Number one leaped back briskly. A deafening metallic sound rang out, and a shell flew whistling over the heads of all our men at the foot of the hill and, falling far short of the enemy, showed by a puff of smoke the place where it hit and burst.

The faces of the soldiers and officers cheered up at this sound; everybody stood up and began watching the movements of our troops below, visible as on the palm of the hand, and further away the movements of the advancing enemy. Just then the sun came all the way out from behind the clouds, and the beautiful sound of the solitary shot and the shining of the bright sun merged into one cheerful and merry impression.

VII

Two enemy cannonballs had already gone flying over the bridge, and there was a crush on the bridge itself. In the middle of the bridge, dismounted from his horse, his fat body pressed to the railing, stood Prince Nesvitsky. He looked back laughingly at his Cossack, who stood a few paces behind him holding the two horses by the bridle. The moment Prince Nesvitsky tried to move on, soldiers and carts pushed him back and pressed him to the railing again, and there was nothing left for him but to smile.
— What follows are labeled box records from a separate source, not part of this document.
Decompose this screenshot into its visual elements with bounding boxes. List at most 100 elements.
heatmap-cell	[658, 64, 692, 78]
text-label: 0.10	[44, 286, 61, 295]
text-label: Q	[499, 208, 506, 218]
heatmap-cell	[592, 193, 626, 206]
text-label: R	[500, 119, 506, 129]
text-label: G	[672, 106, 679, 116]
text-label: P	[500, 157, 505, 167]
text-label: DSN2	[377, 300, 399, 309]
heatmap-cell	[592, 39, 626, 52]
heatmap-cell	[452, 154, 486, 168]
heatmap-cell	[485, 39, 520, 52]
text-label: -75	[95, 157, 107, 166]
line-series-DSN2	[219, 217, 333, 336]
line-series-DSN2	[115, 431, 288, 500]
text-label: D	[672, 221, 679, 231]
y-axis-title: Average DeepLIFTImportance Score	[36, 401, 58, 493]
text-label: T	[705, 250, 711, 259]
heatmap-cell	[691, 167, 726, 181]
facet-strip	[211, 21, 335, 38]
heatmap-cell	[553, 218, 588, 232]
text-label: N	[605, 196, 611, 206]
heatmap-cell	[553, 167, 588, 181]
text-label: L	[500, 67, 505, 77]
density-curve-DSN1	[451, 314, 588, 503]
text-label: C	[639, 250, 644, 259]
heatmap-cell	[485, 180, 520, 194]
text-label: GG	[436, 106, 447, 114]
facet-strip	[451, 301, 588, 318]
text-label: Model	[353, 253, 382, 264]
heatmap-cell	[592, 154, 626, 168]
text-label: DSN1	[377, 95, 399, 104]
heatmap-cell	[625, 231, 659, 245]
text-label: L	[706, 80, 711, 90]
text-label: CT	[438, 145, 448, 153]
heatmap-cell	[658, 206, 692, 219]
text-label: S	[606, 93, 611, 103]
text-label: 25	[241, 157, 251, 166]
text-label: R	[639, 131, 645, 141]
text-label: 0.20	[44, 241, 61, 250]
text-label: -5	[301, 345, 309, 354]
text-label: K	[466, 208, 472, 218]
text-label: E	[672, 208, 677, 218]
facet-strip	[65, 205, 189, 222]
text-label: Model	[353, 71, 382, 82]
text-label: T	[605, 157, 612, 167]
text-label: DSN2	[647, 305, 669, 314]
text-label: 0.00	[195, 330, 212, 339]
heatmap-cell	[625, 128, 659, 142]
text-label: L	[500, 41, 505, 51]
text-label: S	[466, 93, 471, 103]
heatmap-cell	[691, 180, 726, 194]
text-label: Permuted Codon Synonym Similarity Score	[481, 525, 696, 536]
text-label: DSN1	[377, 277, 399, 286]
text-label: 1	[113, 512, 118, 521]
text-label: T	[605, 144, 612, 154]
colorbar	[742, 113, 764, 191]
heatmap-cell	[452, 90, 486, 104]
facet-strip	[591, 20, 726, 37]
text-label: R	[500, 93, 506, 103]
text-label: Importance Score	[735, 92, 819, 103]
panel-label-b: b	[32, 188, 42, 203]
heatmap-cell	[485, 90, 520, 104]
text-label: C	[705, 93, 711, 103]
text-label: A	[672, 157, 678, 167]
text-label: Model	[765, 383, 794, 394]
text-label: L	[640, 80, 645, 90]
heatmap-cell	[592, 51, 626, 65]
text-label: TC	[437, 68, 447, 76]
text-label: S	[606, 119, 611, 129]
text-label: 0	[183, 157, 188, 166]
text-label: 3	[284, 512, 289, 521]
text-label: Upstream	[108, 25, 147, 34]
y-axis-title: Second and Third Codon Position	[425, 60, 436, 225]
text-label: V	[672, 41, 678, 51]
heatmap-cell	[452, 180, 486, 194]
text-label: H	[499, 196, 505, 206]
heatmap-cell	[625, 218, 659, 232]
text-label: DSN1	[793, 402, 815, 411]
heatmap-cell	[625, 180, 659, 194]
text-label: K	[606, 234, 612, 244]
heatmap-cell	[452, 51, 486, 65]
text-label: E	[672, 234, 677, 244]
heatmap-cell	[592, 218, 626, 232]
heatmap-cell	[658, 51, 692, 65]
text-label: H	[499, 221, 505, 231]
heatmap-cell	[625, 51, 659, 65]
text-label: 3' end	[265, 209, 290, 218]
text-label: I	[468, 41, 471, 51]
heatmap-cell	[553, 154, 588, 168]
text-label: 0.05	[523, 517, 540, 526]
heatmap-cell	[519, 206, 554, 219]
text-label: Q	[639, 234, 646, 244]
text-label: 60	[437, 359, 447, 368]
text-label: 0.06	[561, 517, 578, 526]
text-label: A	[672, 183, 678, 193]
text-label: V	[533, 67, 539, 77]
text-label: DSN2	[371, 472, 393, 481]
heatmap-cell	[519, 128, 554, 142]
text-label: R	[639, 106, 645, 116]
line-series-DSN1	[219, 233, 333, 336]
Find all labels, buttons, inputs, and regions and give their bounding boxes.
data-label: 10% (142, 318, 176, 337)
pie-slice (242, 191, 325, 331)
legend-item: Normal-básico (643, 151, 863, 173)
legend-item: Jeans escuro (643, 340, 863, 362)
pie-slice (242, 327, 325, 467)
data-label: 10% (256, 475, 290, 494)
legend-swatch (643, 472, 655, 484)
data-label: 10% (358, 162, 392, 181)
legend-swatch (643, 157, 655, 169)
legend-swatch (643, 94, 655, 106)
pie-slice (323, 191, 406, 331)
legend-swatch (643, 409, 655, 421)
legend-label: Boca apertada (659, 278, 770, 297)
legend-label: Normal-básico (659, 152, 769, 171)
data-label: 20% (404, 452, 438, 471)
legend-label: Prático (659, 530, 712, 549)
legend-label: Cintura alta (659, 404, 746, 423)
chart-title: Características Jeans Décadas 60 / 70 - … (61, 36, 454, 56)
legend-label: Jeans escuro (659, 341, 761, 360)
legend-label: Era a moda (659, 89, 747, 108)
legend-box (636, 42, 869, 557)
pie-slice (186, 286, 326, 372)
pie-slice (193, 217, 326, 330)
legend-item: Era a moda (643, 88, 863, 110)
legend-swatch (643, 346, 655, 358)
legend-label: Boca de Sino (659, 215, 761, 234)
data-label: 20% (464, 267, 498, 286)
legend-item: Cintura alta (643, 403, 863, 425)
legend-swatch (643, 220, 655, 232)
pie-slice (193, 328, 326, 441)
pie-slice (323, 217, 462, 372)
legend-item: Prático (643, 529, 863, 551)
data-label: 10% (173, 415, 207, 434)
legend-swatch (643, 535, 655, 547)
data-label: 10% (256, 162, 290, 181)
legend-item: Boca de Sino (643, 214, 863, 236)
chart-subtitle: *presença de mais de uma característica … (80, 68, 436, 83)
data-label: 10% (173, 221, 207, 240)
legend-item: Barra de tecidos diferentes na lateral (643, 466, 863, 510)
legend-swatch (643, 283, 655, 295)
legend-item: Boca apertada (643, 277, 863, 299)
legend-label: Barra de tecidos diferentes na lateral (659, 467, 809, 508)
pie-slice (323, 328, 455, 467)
“You there, brother!” the Cossack said to a supply soldier with a cart, who was pushing through the infantrymen crowded right against his wheels and horses, “you there! As if you can’t wait: look, the general needs to pass.”

But the supply soldier, paying no heed the denomination of general, shouted at the soldiers who blocked his way:

“Hey, countrymen! keep to the left, hold up!”

But the countrymen, pressed shoulder to shoulder, catching on their bayonets and never pausing, moved across the bridge in a solid mass. Looking down over the railing, Prince Nesvitsky saw the swift, noisy, low waves of the Enns, which, merging, rippling, and swirling around the pilings of the bridge, drove on one after the other. Looking at the bridge, he saw the same monotonous living waves of soldiers, shoulder braids, shakos with dustcovers, packs, bayonets, long muskets, and under the shakos faces with wide cheekbones, sunken cheeks, and carefree, weary faces, and feet moving over the sticky mud that covered the planks of the bridge. Occasionally, amidst the monotonous waves of soldiers, like a spray of white foam on the waves of the Enns, an officer pushed his way through, in a cape, with his physiognomy distinct from the soldiers’ occasionally, like a chip of wood swirled along by the river, a dismounted hussar, an orderly, or a local inhabitant was borne across the bridge by the waves of infantry; occasionally, like a log floating down the river, a company’s or an officer’s cart floated across the bridge, surrounded on all sides, loaded to the top, and covered with leather.